Although the rating agency expects Jumbo performance to remain comparatively strong, several factors that are on the horizon could potentially cause the performance of these mortgage pools to weaken versus historical averages. Whereas in the past, falling interest rates, home price appreciation and high levels of refinancing have resulted in considerably strong performance.
"Most investors expect the pools to perform well, which is similar to Moody's expectations," said Peter McNally, an analyst at Moody's. "As the market starts going through a different cycle, the sector's performance would not be as strong, even though it will still be good."
"Over the last three years, there has been strong performance and good mortgage characteristics," said Bruce Fabrikant, senior vice president at the rating agency. "However the economy is weakening so this performance is expected to deteriorate, although it is deteriorating from a strong base."
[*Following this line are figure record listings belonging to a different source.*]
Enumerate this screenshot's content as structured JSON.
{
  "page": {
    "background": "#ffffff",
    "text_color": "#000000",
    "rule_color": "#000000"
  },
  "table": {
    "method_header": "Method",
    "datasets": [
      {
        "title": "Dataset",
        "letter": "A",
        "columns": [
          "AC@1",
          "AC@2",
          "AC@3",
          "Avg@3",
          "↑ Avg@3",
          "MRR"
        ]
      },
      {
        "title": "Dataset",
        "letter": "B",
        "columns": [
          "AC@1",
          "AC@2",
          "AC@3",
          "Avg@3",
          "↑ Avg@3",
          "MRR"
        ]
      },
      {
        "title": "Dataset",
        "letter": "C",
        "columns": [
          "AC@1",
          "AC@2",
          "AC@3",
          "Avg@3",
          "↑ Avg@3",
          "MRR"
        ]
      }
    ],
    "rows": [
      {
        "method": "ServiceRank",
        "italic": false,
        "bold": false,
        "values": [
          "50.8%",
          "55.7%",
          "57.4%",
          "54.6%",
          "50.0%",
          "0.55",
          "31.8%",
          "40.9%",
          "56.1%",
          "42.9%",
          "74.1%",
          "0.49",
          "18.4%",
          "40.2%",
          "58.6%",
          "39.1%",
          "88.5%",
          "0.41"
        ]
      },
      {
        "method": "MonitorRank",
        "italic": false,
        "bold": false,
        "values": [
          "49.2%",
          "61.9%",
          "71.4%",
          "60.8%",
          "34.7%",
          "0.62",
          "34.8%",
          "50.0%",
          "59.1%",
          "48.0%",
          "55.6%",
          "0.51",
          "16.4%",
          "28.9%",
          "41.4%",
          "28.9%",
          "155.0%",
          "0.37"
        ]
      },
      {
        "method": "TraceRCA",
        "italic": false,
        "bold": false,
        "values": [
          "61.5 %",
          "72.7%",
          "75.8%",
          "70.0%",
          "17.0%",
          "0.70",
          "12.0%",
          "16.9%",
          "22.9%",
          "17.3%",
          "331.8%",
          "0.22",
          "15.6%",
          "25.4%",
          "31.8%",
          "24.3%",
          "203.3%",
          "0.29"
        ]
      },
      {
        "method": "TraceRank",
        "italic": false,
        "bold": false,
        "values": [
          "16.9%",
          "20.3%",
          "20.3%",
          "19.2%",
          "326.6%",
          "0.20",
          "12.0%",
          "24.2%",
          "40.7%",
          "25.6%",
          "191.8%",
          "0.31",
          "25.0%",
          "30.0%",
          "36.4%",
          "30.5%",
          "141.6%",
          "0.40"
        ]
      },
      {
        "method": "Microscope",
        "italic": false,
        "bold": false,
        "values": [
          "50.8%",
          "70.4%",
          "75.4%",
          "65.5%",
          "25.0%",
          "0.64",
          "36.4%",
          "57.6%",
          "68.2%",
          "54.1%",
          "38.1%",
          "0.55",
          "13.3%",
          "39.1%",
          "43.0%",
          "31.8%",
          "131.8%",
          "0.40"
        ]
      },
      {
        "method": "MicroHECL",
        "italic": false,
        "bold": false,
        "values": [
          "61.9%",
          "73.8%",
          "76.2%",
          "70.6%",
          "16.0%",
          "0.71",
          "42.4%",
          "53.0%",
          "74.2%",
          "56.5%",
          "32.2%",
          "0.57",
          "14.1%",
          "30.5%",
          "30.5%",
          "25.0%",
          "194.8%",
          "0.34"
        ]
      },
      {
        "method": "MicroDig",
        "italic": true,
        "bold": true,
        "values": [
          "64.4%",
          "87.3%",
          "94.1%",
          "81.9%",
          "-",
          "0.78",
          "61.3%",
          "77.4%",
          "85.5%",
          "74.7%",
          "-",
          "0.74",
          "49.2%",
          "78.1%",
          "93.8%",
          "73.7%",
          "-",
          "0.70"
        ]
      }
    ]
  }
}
Despite the factors in its favor, Jumbo product is also subject to the rising interest rates that are expected to dampen prepayments, and could result in increased default rates while placing payment stress on IO and hybrid ARM borrowers. They are expected to face rate resets as well as payment shocks. A less robust housing sector might also result in fewer mortgages being paid off on account of borrowers selling their homes, possibly causing higher defaults and greater loss severities.
Moody's seven major jumbo mortgage indexes measure, among other things, the 30-59 day delinquencies; 60-89 day delinquencies; 60+ day delinquencies; 90+ day delinquencies; foreclosures; REO; and one-month CPR.
According to the data through the April 2006 reporting period, delinquencies that peaked in mid-2003 have dropped overall through last September. It increased sharply over the next two months then once again stabilizing over the following months.
This increase in delinquencies seems to be an isolated wave that might be partly attributed to Hurricane Katrina.
Trends in prepays have been very closely linked to interest rate movements. Prepayments have fallen considerably since the summer of 2003, when 30-year mortgage rates were at their lowest point, Moody's said.